Zum Inhalt und mit Edition ausgewählter Texte und Glossen: Johann F. von Schulte, Über drei in Prager Handschriften enthaltene Canonen-Sammlungen: III. Exceptiones Decretorum Gratiani, in: Sitzungsberichte der kaiserlichen Akademie der Wissenschaften in Wien, Phil.-hist. Kl. 56 (1867), S. 221–230;
Rudolf Weigand, Die Dekretabbreviatio »Quoniam egestas« und ihre Glossen, in: Winfried Aymans et al. (Hg.), Fides et Ius. Festschrift für Georg May zum 65. Geburtstag, Regensburg 1991, S. 249–265.
Vgl. Hartmann/Pennington, History of Medieval Canon Law in the Classical Period, S. 123–124, 176–177.
Entstehung der Handschrift: Aufgrund der Buchmalerei ist die Hs. dem Skriptorium des Klosters Engelberg unter Abt Frowin (1147–1178) zuzuschreiben (Steinmann).
Erwerb der Handschrift:
In der St. Galler Klosterbibliothek spätestens seit 1461, weil die Hs. im Katalog von 1461 unter der Rubrik Libri iuris canonici dem Eintrag U 21 Excepciones decretorum magistri Graciani (Ed. MBK 1, S. 177, Z. 18) entspricht. Besitzeintrag des 15. Jh. p. 1 (s. u.).

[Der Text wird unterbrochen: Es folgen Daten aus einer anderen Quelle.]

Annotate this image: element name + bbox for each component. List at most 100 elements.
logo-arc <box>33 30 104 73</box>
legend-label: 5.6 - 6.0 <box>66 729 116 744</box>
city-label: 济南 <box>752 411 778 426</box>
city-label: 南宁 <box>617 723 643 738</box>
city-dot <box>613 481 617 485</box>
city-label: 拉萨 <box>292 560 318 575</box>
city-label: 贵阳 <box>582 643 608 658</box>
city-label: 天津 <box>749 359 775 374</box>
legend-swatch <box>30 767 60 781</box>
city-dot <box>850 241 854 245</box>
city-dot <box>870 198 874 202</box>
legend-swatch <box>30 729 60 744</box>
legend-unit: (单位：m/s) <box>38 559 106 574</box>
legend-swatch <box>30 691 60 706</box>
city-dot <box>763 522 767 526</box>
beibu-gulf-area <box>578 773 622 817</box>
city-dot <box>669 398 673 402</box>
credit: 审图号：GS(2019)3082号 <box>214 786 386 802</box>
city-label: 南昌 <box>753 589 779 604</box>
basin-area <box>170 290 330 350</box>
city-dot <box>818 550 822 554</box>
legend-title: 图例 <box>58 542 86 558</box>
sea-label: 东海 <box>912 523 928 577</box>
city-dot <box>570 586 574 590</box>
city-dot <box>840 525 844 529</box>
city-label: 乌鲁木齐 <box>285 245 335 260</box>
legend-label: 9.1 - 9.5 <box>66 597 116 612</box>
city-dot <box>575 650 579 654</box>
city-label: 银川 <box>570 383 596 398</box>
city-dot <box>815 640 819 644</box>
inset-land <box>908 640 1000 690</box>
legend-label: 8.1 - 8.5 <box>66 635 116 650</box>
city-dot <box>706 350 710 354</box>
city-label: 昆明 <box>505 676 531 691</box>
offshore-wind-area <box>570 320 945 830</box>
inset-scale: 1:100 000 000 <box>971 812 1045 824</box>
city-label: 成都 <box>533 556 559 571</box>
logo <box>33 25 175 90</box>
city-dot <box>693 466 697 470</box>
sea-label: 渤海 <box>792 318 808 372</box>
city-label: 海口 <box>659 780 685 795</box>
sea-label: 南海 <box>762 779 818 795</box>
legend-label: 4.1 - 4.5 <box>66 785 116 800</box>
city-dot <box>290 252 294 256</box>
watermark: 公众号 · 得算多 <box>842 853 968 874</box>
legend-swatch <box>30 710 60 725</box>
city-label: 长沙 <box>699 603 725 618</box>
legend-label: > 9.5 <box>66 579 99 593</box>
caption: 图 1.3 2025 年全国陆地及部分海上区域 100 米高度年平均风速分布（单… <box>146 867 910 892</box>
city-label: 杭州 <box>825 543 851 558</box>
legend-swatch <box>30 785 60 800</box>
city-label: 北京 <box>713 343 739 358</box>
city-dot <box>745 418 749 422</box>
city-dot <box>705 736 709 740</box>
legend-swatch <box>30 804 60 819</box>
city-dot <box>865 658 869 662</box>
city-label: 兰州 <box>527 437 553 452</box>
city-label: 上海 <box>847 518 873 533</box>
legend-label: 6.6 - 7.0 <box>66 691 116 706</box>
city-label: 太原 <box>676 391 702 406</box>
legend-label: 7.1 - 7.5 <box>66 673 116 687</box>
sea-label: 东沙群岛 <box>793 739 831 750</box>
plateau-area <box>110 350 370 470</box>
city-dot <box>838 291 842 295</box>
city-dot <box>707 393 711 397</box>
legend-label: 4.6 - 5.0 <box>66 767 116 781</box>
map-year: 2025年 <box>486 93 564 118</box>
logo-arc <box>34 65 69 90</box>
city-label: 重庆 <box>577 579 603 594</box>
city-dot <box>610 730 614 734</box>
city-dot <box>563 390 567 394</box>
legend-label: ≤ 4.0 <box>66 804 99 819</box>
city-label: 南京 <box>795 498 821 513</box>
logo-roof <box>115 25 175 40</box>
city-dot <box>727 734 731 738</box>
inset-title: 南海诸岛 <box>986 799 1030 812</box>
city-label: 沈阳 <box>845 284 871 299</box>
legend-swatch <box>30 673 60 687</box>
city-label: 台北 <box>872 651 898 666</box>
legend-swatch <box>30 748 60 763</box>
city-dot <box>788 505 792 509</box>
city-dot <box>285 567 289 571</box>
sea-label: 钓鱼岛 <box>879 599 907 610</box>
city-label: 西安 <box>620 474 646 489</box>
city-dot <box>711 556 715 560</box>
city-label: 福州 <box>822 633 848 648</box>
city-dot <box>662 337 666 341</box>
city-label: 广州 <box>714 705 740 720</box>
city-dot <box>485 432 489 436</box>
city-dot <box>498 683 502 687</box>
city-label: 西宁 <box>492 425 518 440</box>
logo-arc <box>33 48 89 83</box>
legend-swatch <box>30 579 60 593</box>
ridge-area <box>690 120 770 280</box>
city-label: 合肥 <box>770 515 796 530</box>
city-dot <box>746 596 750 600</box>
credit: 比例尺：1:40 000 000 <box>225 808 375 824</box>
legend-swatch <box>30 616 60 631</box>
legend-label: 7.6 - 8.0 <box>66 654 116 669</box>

Stempel D. B. (p. 1, 236) von 1553–1564. Inhaltsangabe von Pius Kolb p. 1: Excerpta ex Gratiano, quo non solum utilia sed quam maxime necessaria videntur. Alte Signatur Pius Kolb p. 1: D.n. 142.
Bibliographie:
Stelling-Michaud, Catalogue, S. 26, Nr. 9.
Gero Dolezalek, Rudolf Weigand, Das Geheimnis der roten Zeichen, in: ZRG KA 69 (1983), S. 143–199;
Martin Steinmann, Aus dem Frowin-Scriptorium, in: Titlis-Grüsse 82 (1996), S. 95–96.